Few groups have been hit harder by austerity than social tenants, with the government’s largest cuts targeting social housing investment, local services and welfare benefits.

One result of austerity on social housing has seen tenants become the largest tenure group (at 57%) to rely on food banks to feed their families as benefit cuts bite and the roll-out of Universal Credit remains chaotic.  

It’s perhaps not surprising, given these high levels of deprivation, that populist causes to have appealed to many social tenants: 7 in 10 voted for Brexit.  

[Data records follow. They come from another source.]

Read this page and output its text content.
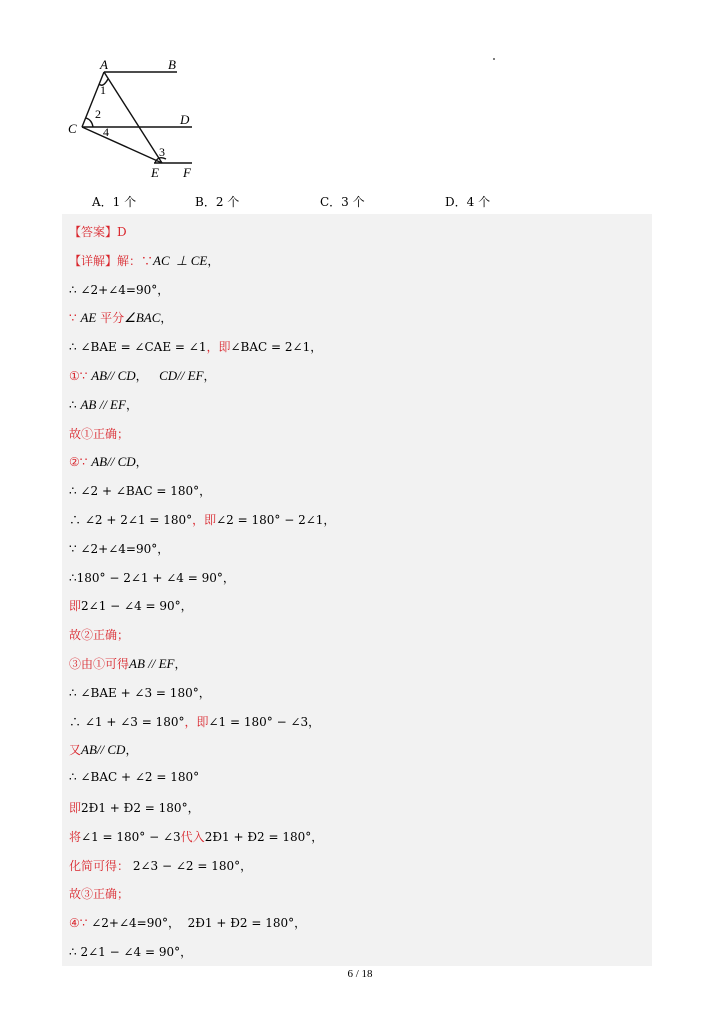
A	B
C
D
E F
1
2
3
4
A．1 个	B．2 个	C．3 个	D．4 个
【答案】D
【详解】解：∵AC  ⊥ CE，
∴ ∠2+∠4=90°，
∵ AE 平分∠BAC，
∴ ∠BAE = ∠CAE = ∠1，即∠BAC = 2∠1，
①∵ AB// CD，   CD// EF，
∴ AB // EF，
故①正确；
②∵ AB// CD，
∴ ∠2 + ∠BAC = 180°，
∴ ∠2 + 2∠1 = 180°，即∠2 = 180° − 2∠1，
∵ ∠2+∠4=90°，
∴180° − 2∠1 + ∠4 = 90°，
即2∠1 − ∠4 = 90°，
故②正确；
③由①可得AB // EF，
∴ ∠BAE + ∠3 = 180°，
∴ ∠1 + ∠3 = 180°，即∠1 = 180° − ∠3，
又AB// CD，
∴ ∠BAC + ∠2 = 180°
即2Ð1 + Ð2 = 180°，
将∠1 = 180° − ∠3代入2Ð1 + Ð2 = 180°，
化简可得： 2∠3 − ∠2 = 180°，
故③正确；
④∵ ∠2+∠4=90°，  2Ð1 + Ð2 = 180°，
∴ 2∠1 − ∠4 = 90°，
6 / 18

Unlike some politicians, the right-wing media, and poverty porn TV, pointing out these troubling realities is not intended to heap stigma on social tenants, but to highlight the deep unfairness of the British class system and the unequal distribution of resources.

Despite the stigma social tenants face, the majority make significant contributions to their communities and local economies.  That’s one reason why many tenants are demanding a much greater say in the management of their homes.

This will require the forthcoming Social Housing Green Paper (a relic of the May government) to fully embrace mutualism and transform social landlords into community-controlled bodies – ensuring that the chances of a future Grenfell Tower are drastically reduced.

Kevin Gulliver is Director of Birmingham-based research charity the Human City Institute, former Chair of the Centre for Community Research, and part of the SHOUT save social housing campaign. He writes in a personal capacity.